“Kebenciannya sudah sampai ubun-ubun, menganggap bahwa golongannya lah yang paling benar diantara golongan lain,”
Oleh: Etik Mahmudatul Himma, SH.
Sebagian besar dari kita telah beragama islam sejak lahir, ibu kita islam, ayah kita islam, begitu juga leluhur kita yang telah lebih dulu memeluk islam atau bisa dikatakan “islam bawaan lahir”.
Tidak ada yang keliru dari konteks ini, kita justru beryukur karna lahir dengan penyambutan secara islam, kita di adzani ditelinga kanannya, kita mendengar pengucapan kata pertama berupa kata Allah. Islam bawaan dari lahir ini juga berkemungkinan berdampak pada pola pemikiran kita, dimana kita merasa cukup dengan pengetahuan islam yang sudah kita terima, sehingga kita tidak begitu tertarik untuk memperlajari islam secara luas dan menyeluruh.

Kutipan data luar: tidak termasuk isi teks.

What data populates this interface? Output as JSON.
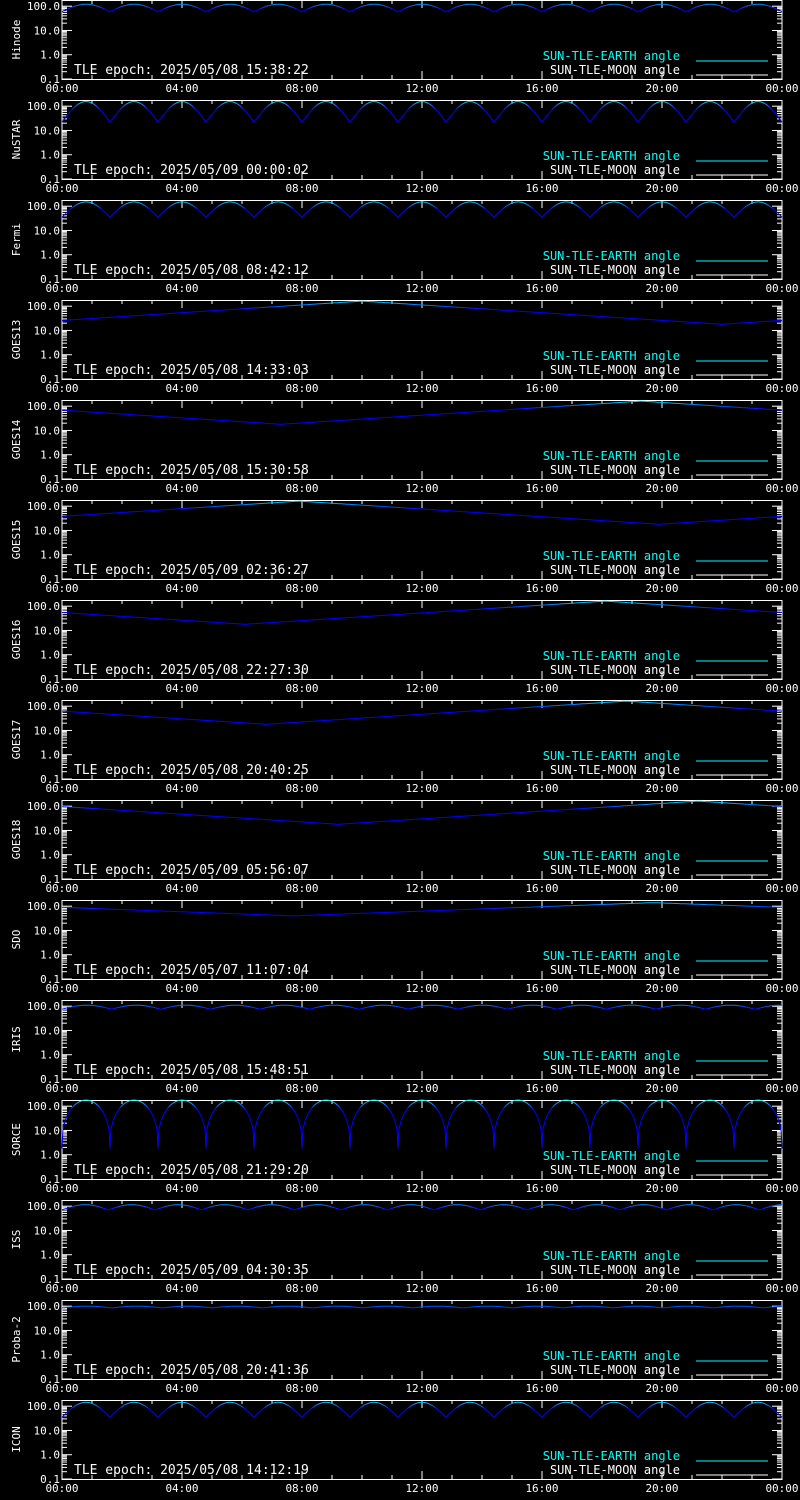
{
  "x_ticks": [
    "00:00",
    "04:00",
    "08:00",
    "12:00",
    "16:00",
    "20:00",
    "00:00"
  ],
  "y_ticks": [
    "0.1",
    "1.0",
    "10.0",
    "100.0"
  ],
  "legend": {
    "earth_label": "SUN-TLE-EARTH angle",
    "moon_label": "SUN-TLE-MOON angle"
  },
  "epoch_prefix": "TLE epoch:",
  "colors": {
    "background": "#000000",
    "axes": "#ffffff",
    "earth": "#00ffff",
    "moon": "#ffffff",
    "curve_low": "#0000ff"
  },
  "chart_data": [
    {
      "type": "line",
      "title": "",
      "ylabel": "Hinode",
      "epoch": "2025/05/08 15:38:22",
      "x_range_hours": [
        0,
        24
      ],
      "ylim": [
        0.1,
        180
      ],
      "log_y": true,
      "curve": "periodic",
      "period_hours": 1.6,
      "min_deg": 60,
      "max_deg": 120
    },
    {
      "type": "line",
      "title": "",
      "ylabel": "NuSTAR",
      "epoch": "2025/05/09 00:00:02",
      "x_range_hours": [
        0,
        24
      ],
      "ylim": [
        0.1,
        180
      ],
      "log_y": true,
      "curve": "periodic",
      "period_hours": 1.6,
      "min_deg": 22,
      "max_deg": 155
    },
    {
      "type": "line",
      "title": "",
      "ylabel": "Fermi",
      "epoch": "2025/05/08 08:42:12",
      "x_range_hours": [
        0,
        24
      ],
      "ylim": [
        0.1,
        180
      ],
      "log_y": true,
      "curve": "periodic",
      "period_hours": 1.6,
      "min_deg": 35,
      "max_deg": 150
    },
    {
      "type": "line",
      "title": "",
      "ylabel": "GOES13",
      "epoch": "2025/05/08 14:33:03",
      "x_range_hours": [
        0,
        24
      ],
      "ylim": [
        0.1,
        180
      ],
      "log_y": true,
      "curve": "daily",
      "min_hour": 22.0,
      "min_deg": 18,
      "max_deg": 162
    },
    {
      "type": "line",
      "title": "",
      "ylabel": "GOES14",
      "epoch": "2025/05/08 15:30:58",
      "x_range_hours": [
        0,
        24
      ],
      "ylim": [
        0.1,
        180
      ],
      "log_y": true,
      "curve": "daily",
      "min_hour": 7.3,
      "min_deg": 18,
      "max_deg": 162
    },
    {
      "type": "line",
      "title": "",
      "ylabel": "GOES15",
      "epoch": "2025/05/09 02:36:27",
      "x_range_hours": [
        0,
        24
      ],
      "ylim": [
        0.1,
        180
      ],
      "log_y": true,
      "curve": "daily",
      "min_hour": 19.9,
      "min_deg": 18,
      "max_deg": 162
    },
    {
      "type": "line",
      "title": "",
      "ylabel": "GOES16",
      "epoch": "2025/05/08 22:27:30",
      "x_range_hours": [
        0,
        24
      ],
      "ylim": [
        0.1,
        180
      ],
      "log_y": true,
      "curve": "daily",
      "min_hour": 6.1,
      "min_deg": 18,
      "max_deg": 162
    },
    {
      "type": "line",
      "title": "",
      "ylabel": "GOES17",
      "epoch": "2025/05/08 20:40:25",
      "x_range_hours": [
        0,
        24
      ],
      "ylim": [
        0.1,
        180
      ],
      "log_y": true,
      "curve": "daily",
      "min_hour": 6.8,
      "min_deg": 18,
      "max_deg": 162
    },
    {
      "type": "line",
      "title": "",
      "ylabel": "GOES18",
      "epoch": "2025/05/09 05:56:07",
      "x_range_hours": [
        0,
        24
      ],
      "ylim": [
        0.1,
        180
      ],
      "log_y": true,
      "curve": "daily",
      "min_hour": 9.2,
      "min_deg": 18,
      "max_deg": 162
    },
    {
      "type": "line",
      "title": "",
      "ylabel": "SDO",
      "epoch": "2025/05/07 11:07:04",
      "x_range_hours": [
        0,
        24
      ],
      "ylim": [
        0.1,
        180
      ],
      "log_y": true,
      "curve": "daily",
      "min_hour": 7.7,
      "min_deg": 40,
      "max_deg": 140
    },
    {
      "type": "line",
      "title": "",
      "ylabel": "IRIS",
      "epoch": "2025/05/08 15:48:51",
      "x_range_hours": [
        0,
        24
      ],
      "ylim": [
        0.1,
        180
      ],
      "log_y": true,
      "curve": "periodic",
      "period_hours": 1.65,
      "min_deg": 75,
      "max_deg": 110
    },
    {
      "type": "line",
      "title": "",
      "ylabel": "SORCE",
      "epoch": "2025/05/08 21:29:20",
      "x_range_hours": [
        0,
        24
      ],
      "ylim": [
        0.1,
        180
      ],
      "log_y": true,
      "curve": "periodic",
      "period_hours": 1.6,
      "min_deg": 1.8,
      "max_deg": 178
    },
    {
      "type": "line",
      "title": "",
      "ylabel": "ISS",
      "epoch": "2025/05/09 04:30:35",
      "x_range_hours": [
        0,
        24
      ],
      "ylim": [
        0.1,
        180
      ],
      "log_y": true,
      "curve": "periodic",
      "period_hours": 1.55,
      "min_deg": 70,
      "max_deg": 115
    },
    {
      "type": "line",
      "title": "",
      "ylabel": "Proba-2",
      "epoch": "2025/05/08 20:41:36",
      "x_range_hours": [
        0,
        24
      ],
      "ylim": [
        0.1,
        180
      ],
      "log_y": true,
      "curve": "periodic",
      "period_hours": 1.67,
      "min_deg": 85,
      "max_deg": 100
    },
    {
      "type": "line",
      "title": "",
      "ylabel": "ICON",
      "epoch": "2025/05/08 14:12:19",
      "x_range_hours": [
        0,
        24
      ],
      "ylim": [
        0.1,
        180
      ],
      "log_y": true,
      "curve": "periodic",
      "period_hours": 1.6,
      "min_deg": 35,
      "max_deg": 145
    }
  ]
}
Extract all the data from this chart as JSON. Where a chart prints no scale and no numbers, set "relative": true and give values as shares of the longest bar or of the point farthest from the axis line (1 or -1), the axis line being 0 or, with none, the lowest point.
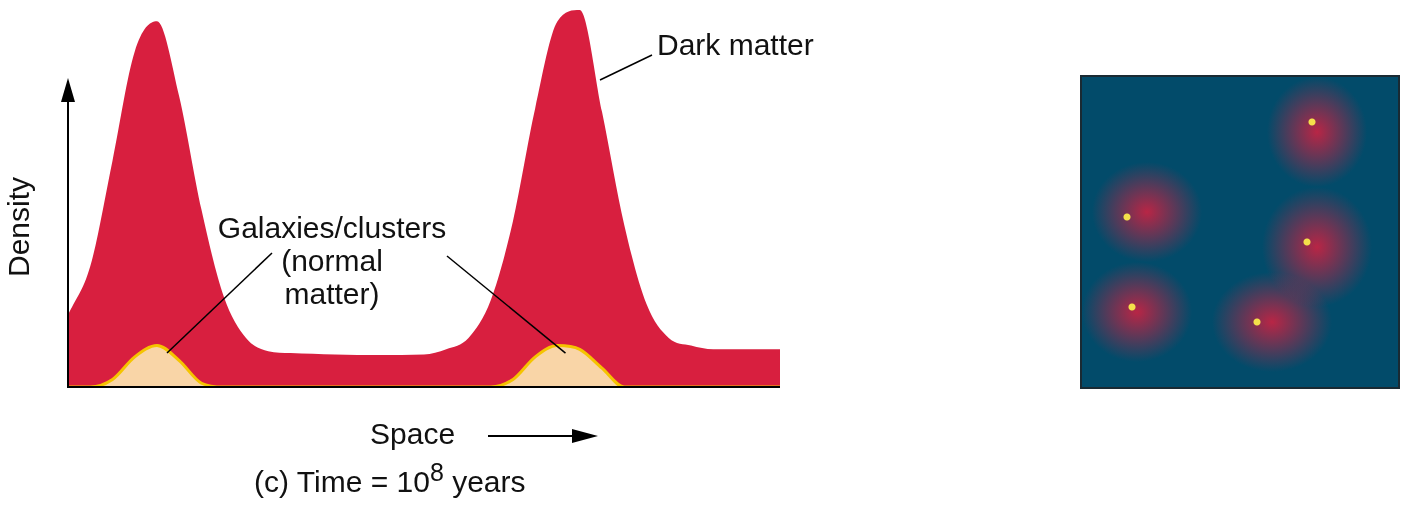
{
  "chart_data": {
    "type": "area",
    "relative": true,
    "title": "(c) Time = 10$^{8}$ years",
    "xlabel": "Space",
    "ylabel": "Density",
    "legend": false,
    "categories": [
      null,
      null,
      null,
      null,
      null,
      null,
      null,
      null,
      null,
      null,
      null,
      null,
      null,
      null,
      null,
      null,
      null,
      null,
      null,
      null,
      null,
      null,
      null,
      null,
      null,
      null,
      null,
      null,
      null,
      null,
      null,
      null,
      null
    ],
    "series": [
      {
        "name": "Dark matter",
        "color": "#d81f3f",
        "values": [
          0.19,
          0.32,
          0.6,
          0.89,
          0.97,
          0.77,
          0.47,
          0.24,
          0.13,
          0.095,
          0.09,
          0.088,
          0.086,
          0.085,
          0.085,
          0.085,
          0.086,
          0.1,
          0.13,
          0.23,
          0.44,
          0.74,
          0.97,
          1.0,
          0.73,
          0.43,
          0.22,
          0.13,
          0.11,
          0.1,
          0.1,
          0.1,
          0.1
        ]
      },
      {
        "name": "Galaxies/clusters (normal matter)",
        "color": "#f9d5a7",
        "values": [
          0,
          0,
          0.02,
          0.08,
          0.11,
          0.07,
          0.01,
          0,
          0,
          0,
          0,
          0,
          0,
          0,
          0,
          0,
          0,
          0,
          0,
          0,
          0.02,
          0.08,
          0.11,
          0.1,
          0.05,
          0,
          0,
          0,
          0,
          0,
          0,
          0,
          0
        ]
      }
    ]
  }
}
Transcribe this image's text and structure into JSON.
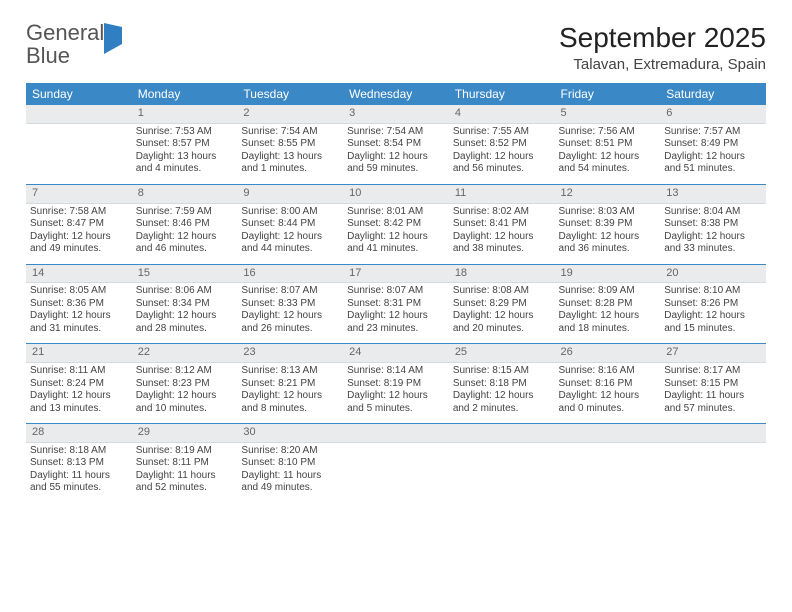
{
  "logo": {
    "word1": "General",
    "word2": "Blue"
  },
  "title": "September 2025",
  "location": "Talavan, Extremadura, Spain",
  "colors": {
    "header_bg": "#3b88c6",
    "header_text": "#ffffff",
    "daynum_bg": "#e9ebed",
    "separator": "#3b88c6",
    "text": "#444444",
    "logo_blue": "#2f7fc2"
  },
  "weekdays": [
    "Sunday",
    "Monday",
    "Tuesday",
    "Wednesday",
    "Thursday",
    "Friday",
    "Saturday"
  ],
  "weeks": [
    {
      "nums": [
        "",
        "1",
        "2",
        "3",
        "4",
        "5",
        "6"
      ],
      "cells": [
        [],
        [
          "Sunrise: 7:53 AM",
          "Sunset: 8:57 PM",
          "Daylight: 13 hours",
          "and 4 minutes."
        ],
        [
          "Sunrise: 7:54 AM",
          "Sunset: 8:55 PM",
          "Daylight: 13 hours",
          "and 1 minutes."
        ],
        [
          "Sunrise: 7:54 AM",
          "Sunset: 8:54 PM",
          "Daylight: 12 hours",
          "and 59 minutes."
        ],
        [
          "Sunrise: 7:55 AM",
          "Sunset: 8:52 PM",
          "Daylight: 12 hours",
          "and 56 minutes."
        ],
        [
          "Sunrise: 7:56 AM",
          "Sunset: 8:51 PM",
          "Daylight: 12 hours",
          "and 54 minutes."
        ],
        [
          "Sunrise: 7:57 AM",
          "Sunset: 8:49 PM",
          "Daylight: 12 hours",
          "and 51 minutes."
        ]
      ]
    },
    {
      "nums": [
        "7",
        "8",
        "9",
        "10",
        "11",
        "12",
        "13"
      ],
      "cells": [
        [
          "Sunrise: 7:58 AM",
          "Sunset: 8:47 PM",
          "Daylight: 12 hours",
          "and 49 minutes."
        ],
        [
          "Sunrise: 7:59 AM",
          "Sunset: 8:46 PM",
          "Daylight: 12 hours",
          "and 46 minutes."
        ],
        [
          "Sunrise: 8:00 AM",
          "Sunset: 8:44 PM",
          "Daylight: 12 hours",
          "and 44 minutes."
        ],
        [
          "Sunrise: 8:01 AM",
          "Sunset: 8:42 PM",
          "Daylight: 12 hours",
          "and 41 minutes."
        ],
        [
          "Sunrise: 8:02 AM",
          "Sunset: 8:41 PM",
          "Daylight: 12 hours",
          "and 38 minutes."
        ],
        [
          "Sunrise: 8:03 AM",
          "Sunset: 8:39 PM",
          "Daylight: 12 hours",
          "and 36 minutes."
        ],
        [
          "Sunrise: 8:04 AM",
          "Sunset: 8:38 PM",
          "Daylight: 12 hours",
          "and 33 minutes."
        ]
      ]
    },
    {
      "nums": [
        "14",
        "15",
        "16",
        "17",
        "18",
        "19",
        "20"
      ],
      "cells": [
        [
          "Sunrise: 8:05 AM",
          "Sunset: 8:36 PM",
          "Daylight: 12 hours",
          "and 31 minutes."
        ],
        [
          "Sunrise: 8:06 AM",
          "Sunset: 8:34 PM",
          "Daylight: 12 hours",
          "and 28 minutes."
        ],
        [
          "Sunrise: 8:07 AM",
          "Sunset: 8:33 PM",
          "Daylight: 12 hours",
          "and 26 minutes."
        ],
        [
          "Sunrise: 8:07 AM",
          "Sunset: 8:31 PM",
          "Daylight: 12 hours",
          "and 23 minutes."
        ],
        [
          "Sunrise: 8:08 AM",
          "Sunset: 8:29 PM",
          "Daylight: 12 hours",
          "and 20 minutes."
        ],
        [
          "Sunrise: 8:09 AM",
          "Sunset: 8:28 PM",
          "Daylight: 12 hours",
          "and 18 minutes."
        ],
        [
          "Sunrise: 8:10 AM",
          "Sunset: 8:26 PM",
          "Daylight: 12 hours",
          "and 15 minutes."
        ]
      ]
    },
    {
      "nums": [
        "21",
        "22",
        "23",
        "24",
        "25",
        "26",
        "27"
      ],
      "cells": [
        [
          "Sunrise: 8:11 AM",
          "Sunset: 8:24 PM",
          "Daylight: 12 hours",
          "and 13 minutes."
        ],
        [
          "Sunrise: 8:12 AM",
          "Sunset: 8:23 PM",
          "Daylight: 12 hours",
          "and 10 minutes."
        ],
        [
          "Sunrise: 8:13 AM",
          "Sunset: 8:21 PM",
          "Daylight: 12 hours",
          "and 8 minutes."
        ],
        [
          "Sunrise: 8:14 AM",
          "Sunset: 8:19 PM",
          "Daylight: 12 hours",
          "and 5 minutes."
        ],
        [
          "Sunrise: 8:15 AM",
          "Sunset: 8:18 PM",
          "Daylight: 12 hours",
          "and 2 minutes."
        ],
        [
          "Sunrise: 8:16 AM",
          "Sunset: 8:16 PM",
          "Daylight: 12 hours",
          "and 0 minutes."
        ],
        [
          "Sunrise: 8:17 AM",
          "Sunset: 8:15 PM",
          "Daylight: 11 hours",
          "and 57 minutes."
        ]
      ]
    },
    {
      "nums": [
        "28",
        "29",
        "30",
        "",
        "",
        "",
        ""
      ],
      "cells": [
        [
          "Sunrise: 8:18 AM",
          "Sunset: 8:13 PM",
          "Daylight: 11 hours",
          "and 55 minutes."
        ],
        [
          "Sunrise: 8:19 AM",
          "Sunset: 8:11 PM",
          "Daylight: 11 hours",
          "and 52 minutes."
        ],
        [
          "Sunrise: 8:20 AM",
          "Sunset: 8:10 PM",
          "Daylight: 11 hours",
          "and 49 minutes."
        ],
        [],
        [],
        [],
        []
      ]
    }
  ]
}
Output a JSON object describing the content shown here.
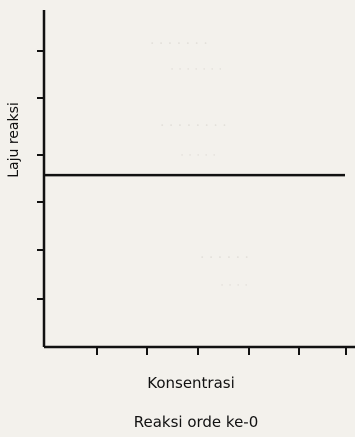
{
  "chart_data": {
    "type": "line",
    "title": "",
    "subtitle": "Reaksi orde ke-0",
    "xlabel": "Konsentrasi",
    "ylabel": "Laju reaksi",
    "x": [
      0,
      1
    ],
    "series": [
      {
        "values": [
          0.51,
          0.51
        ],
        "color": "#111111"
      }
    ],
    "xlim": [
      0,
      1
    ],
    "ylim": [
      0,
      1
    ],
    "grid": false,
    "legend": "none"
  }
}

Keterbatasan pengetahuan ini dalam konteks yang lebih jauh lagi bisa berakibat pada pola pemikiran yang dangkal yakni fanatisme yang berlebihan, dimana keterbatasan ini menjadikan seseorang membela apa yang dipercayai nya secara mati-matian, menganggap dirinya dan golongannya yang paling benar.
Sehingga tidak mengakui adanya perbedaan pendapat dari golongan lain, dalam Al –Qur’an disebutkan.
“Jika kalian berselisih tentang sesuatu, maka kembalikanlah ia kepada Allah dan Rosul Nya, jika kamu benar-benar beriman kepada Allah dan hari kemudian. Yang demikian itu lebih utama bagimu dan lebih baik akibatnya” (AN NISA’:59)
Dalam ayat tersebut dikatakan bahwa perselisihan itu sudah pasti ada, tetapi harus dikembalikan lagi kepada Al-Qur’an. Golongan yang dimaksud dalam tulisan ini adalah golongan yang masih berpegang teguh pada Al-Qur’an dan Hadist, mengingat di Indonesia terdapat banyak sekali perbedaan golongan dan ormas.
Golongan yang dimaksud jelas bukan golongan yang bertentangan dengan islam. golongan ini menjadi tema menarik bagi saya karna saya melihat, intensitas perbedaan dari masing-masing golongan di Indonesia itu masih tinggi, baik dalam konteks mikro ataupun makro.
Persinggungan ini bukan tanpa alasan, tapi menurut saya hanya karna kurang adanya komunikasi sosial saja.
Interaksi dan komunikasi sosial ini sangat mempengaruhi terhadap pola pemikiran dan tindak perilaku seseorang, melalui interaksi dan komunikasi, seseorang bisa saling bertukar fikiran dan saling bertukar informasi.
Terkadang ada golongan yang enggan melakukan interaksi dengan golongan lain, sehingga tidak memahami maksud dan tujuan dari golongan lain tersebut.
Bahkan saking fanatik nya seseorang terhadap golongannya, dia membenci golongan yang lain dengan kebencian yang tidak berdasarkan kacamata Al-Qur’an, artinya kebenciannya sudah sampai ubun-ubun, seakan-akan menganggap bahwa golongannya lah yang paling benar diantara golongan lain.
Padahal kita masih dalam wadah dan konteks yang sama yakni Islam. jika kita menemukan berbagai perbedaan, setidaknya kita menemukan satu kesamaan yakni sama-sama berpegang teguh pada Al-Qur’an.
Melalui perbedaan ini kita bisa melakukan komunikasi dan diskusi dimana letak perbedaan kita, dan harus bagaimana kita saling bersikap dan menghargai satu sama lain.
“dan janganlah kamu menjadi seperti orang-orang yang bercerai-berai dan berselisih setelah sampai pada mereka keterangan yang jelas. Dan mereka itulah orang-orang yang mendapat adzab yang berat” (QS Ali Imron:105)
Di era digital ini, informasi dapat kita terima dengan mudah dan cepat, tapi di era digital ini pula informasi dapat diputar balikkan. Adanya akses internet juga gadget bisa dijadikan alat untuk menyebar luaskan kebencian, mengukuhkan golongan sendiri tapi mengabaikan golongan yang lain.
Di era digital ini, diharapkan agar masyarakat Islam menjadi masayarakat yang lebih cerdas dan lebih terbuka lagi, agar bisa berfikir dan memahami mana informasi yang benar actual dan akurat, dan mana informasi yang dibuat-buat.